Kantor Perwakilan Bank Indonesia (BI) Maluku Utara (Malut) mencatat nilai nominal transaksi Quick Response Code Indonesian Standard (QRIS) di Provinsi Maluku Utara hingga Maret 2024 mencapai Rp57,66 miliar.

"Untuk volume transaksi QRIS mencapai 417.317 kali, dimana Kota Ternate masih menjadi daerah dengan nominal dan jumlah transaksi tertinggi sebesar Rp15,37 miliar sebanyak 141.896 kali transaksi", kata Kepala Kantor Perwakilan Bank Indonesia Maluku Utara, Dwi Putra Indrawan di Ternate, Kamis.

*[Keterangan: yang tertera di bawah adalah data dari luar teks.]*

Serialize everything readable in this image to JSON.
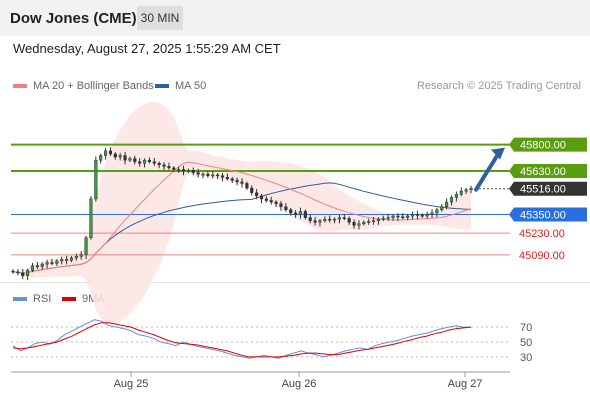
{
  "header": {
    "instrument": "Dow Jones (CME)",
    "timeframe": "30 MIN"
  },
  "datetime": "Wednesday, August 27, 2025 1:55:29 AM CET",
  "legend": {
    "bollinger": "MA 20 + Bollinger Bands",
    "ma50": "MA 50",
    "research": "Research © 2025 Trading Central",
    "rsi": "RSI",
    "rsi_ma": "9MA"
  },
  "colors": {
    "resistance": "#5a9e0f",
    "pivot": "#2a6fe0",
    "support": "#f08080",
    "current": "#333333",
    "ma20": "#f08080",
    "ma50": "#2f5f9e",
    "rsi": "#6a8fd8",
    "rsi_ma": "#e00000",
    "arrow": "#2f5f9e"
  },
  "chart_data": [
    {
      "type": "candlestick",
      "x_labels": [
        "Aug 25",
        "Aug 26",
        "Aug 27"
      ],
      "ylim": [
        44960,
        46120
      ],
      "levels": [
        {
          "value": 45800,
          "label": "45800.00",
          "kind": "resistance"
        },
        {
          "value": 45630,
          "label": "45630.00",
          "kind": "resistance"
        },
        {
          "value": 45516,
          "label": "45516.00",
          "kind": "current"
        },
        {
          "value": 45350,
          "label": "45350.00",
          "kind": "pivot"
        },
        {
          "value": 45230,
          "label": "45230.00",
          "kind": "support"
        },
        {
          "value": 45090,
          "label": "45090.00",
          "kind": "support"
        }
      ],
      "close_series": [
        44980,
        44975,
        44955,
        44990,
        45020,
        45015,
        45030,
        45040,
        45035,
        45050,
        45060,
        45055,
        45070,
        45080,
        45090,
        45200,
        45450,
        45700,
        45730,
        45760,
        45740,
        45720,
        45730,
        45700,
        45710,
        45690,
        45680,
        45700,
        45690,
        45680,
        45670,
        45660,
        45650,
        45640,
        45640,
        45630,
        45635,
        45620,
        45610,
        45610,
        45600,
        45605,
        45600,
        45590,
        45580,
        45570,
        45560,
        45550,
        45520,
        45490,
        45470,
        45450,
        45440,
        45430,
        45420,
        45400,
        45380,
        45360,
        45350,
        45370,
        45330,
        45310,
        45300,
        45310,
        45320,
        45315,
        45320,
        45330,
        45325,
        45300,
        45280,
        45290,
        45300,
        45305,
        45310,
        45320,
        45325,
        45330,
        45340,
        45335,
        45330,
        45340,
        45350,
        45345,
        45340,
        45350,
        45360,
        45380,
        45400,
        45430,
        45460,
        45480,
        45500,
        45510,
        45516
      ]
    },
    {
      "type": "line",
      "series_names": [
        "RSI",
        "9MA"
      ],
      "yticks": [
        70,
        50,
        30
      ],
      "ylim": [
        15,
        85
      ],
      "rsi": [
        45,
        38,
        42,
        48,
        50,
        47,
        52,
        60,
        65,
        70,
        75,
        80,
        78,
        72,
        70,
        68,
        65,
        60,
        58,
        55,
        50,
        48,
        45,
        50,
        47,
        44,
        42,
        40,
        38,
        35,
        32,
        30,
        28,
        30,
        32,
        30,
        28,
        32,
        35,
        38,
        35,
        33,
        30,
        32,
        35,
        38,
        40,
        42,
        40,
        45,
        48,
        50,
        52,
        55,
        58,
        60,
        62,
        65,
        68,
        70,
        72,
        70,
        70
      ],
      "rsi_ma": [
        42,
        41,
        42,
        44,
        46,
        48,
        50,
        54,
        58,
        63,
        68,
        73,
        76,
        76,
        74,
        72,
        70,
        66,
        63,
        60,
        56,
        52,
        49,
        48,
        47,
        46,
        44,
        42,
        40,
        38,
        35,
        32,
        30,
        30,
        30,
        30,
        30,
        31,
        32,
        34,
        35,
        35,
        34,
        33,
        33,
        35,
        37,
        39,
        40,
        42,
        44,
        46,
        48,
        51,
        53,
        56,
        58,
        61,
        63,
        66,
        68,
        69,
        70
      ]
    }
  ]
}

Ia menyatakan untuk Kabupaten Pulau Morotai menjadi daerah dengan nominal transaksi terendah sebesar Rp330,43 juta dengan 2.408 kali transaksi.

Sementara itu, kata Dwi, jumlah pengguna QRIS di Maluku Utara mencapai 80.348 orang. Angka tersebut masih tertinggal dibanding beberapa daerah wilayah timur Indonesia.

Baca juga: BI dukung Halmahera Timur jadi lumbung pangan

Data yang diperoleh pengguna transaksi QRIS di Papua Barat sebanyak 95.878, Maluku 130.170, Kalimantan Utara 91.771. Kemudian, Sulawesi Barat sebesar 88.112 orang, serta DKI Jakarta menjadi daerah dengan pengguna transaksi tertinggi mencapai 5.769.053 orang.

"Nominal transaksi kita cukup baik, tetapi dari sisi pengguna kita masih tertinggal dibanding Papua Barat," ucapnya saat menyampaikan perkembangan ekonomi Maluku Utara dalam giat Capacity Building bersama media partner.

Dijelaskan Dwi bahwa transaksi nontunai QRIS memberikan sejumlah manfaat yang dirasakan kedua belah pihak. Baik merchant maupun pengguna atau
konsumen.

"Transaksi menggunakan QRIS mewujudkan transaksi keuangan yang cepat, mudah, murah, aman dan andal," kata Tri.

Baca juga: BI Malut bersama TPID jaga stabilitas pasokan sembako

Namun, dia juga mengakui bahwa perluasan transaksi nontunai QRIS masih memiliki sejumlah kendala.

Kendala pertama adalah adanya merchant discount rate (tingkat diskon pedagang).beberapa transaksi melalui QRIS

dikenakan biaya sebesar 0,7 persen dari total nilai pembayaran. Hal ini dapat menjadi kendala bagi pelaku bisnis, terutama UMKM

Kedua, keterbatasan kepemilikan smartphone. Akses terhadap handphone yang masih belum menyeluruh menghambat akseptasi QRIS di masyarakat. Berdasarkan data Badan Pusat Statistik 2022, tingkat kepemilikan handphone pada penduduk di Maluku Utara sebesar 61,58 persen.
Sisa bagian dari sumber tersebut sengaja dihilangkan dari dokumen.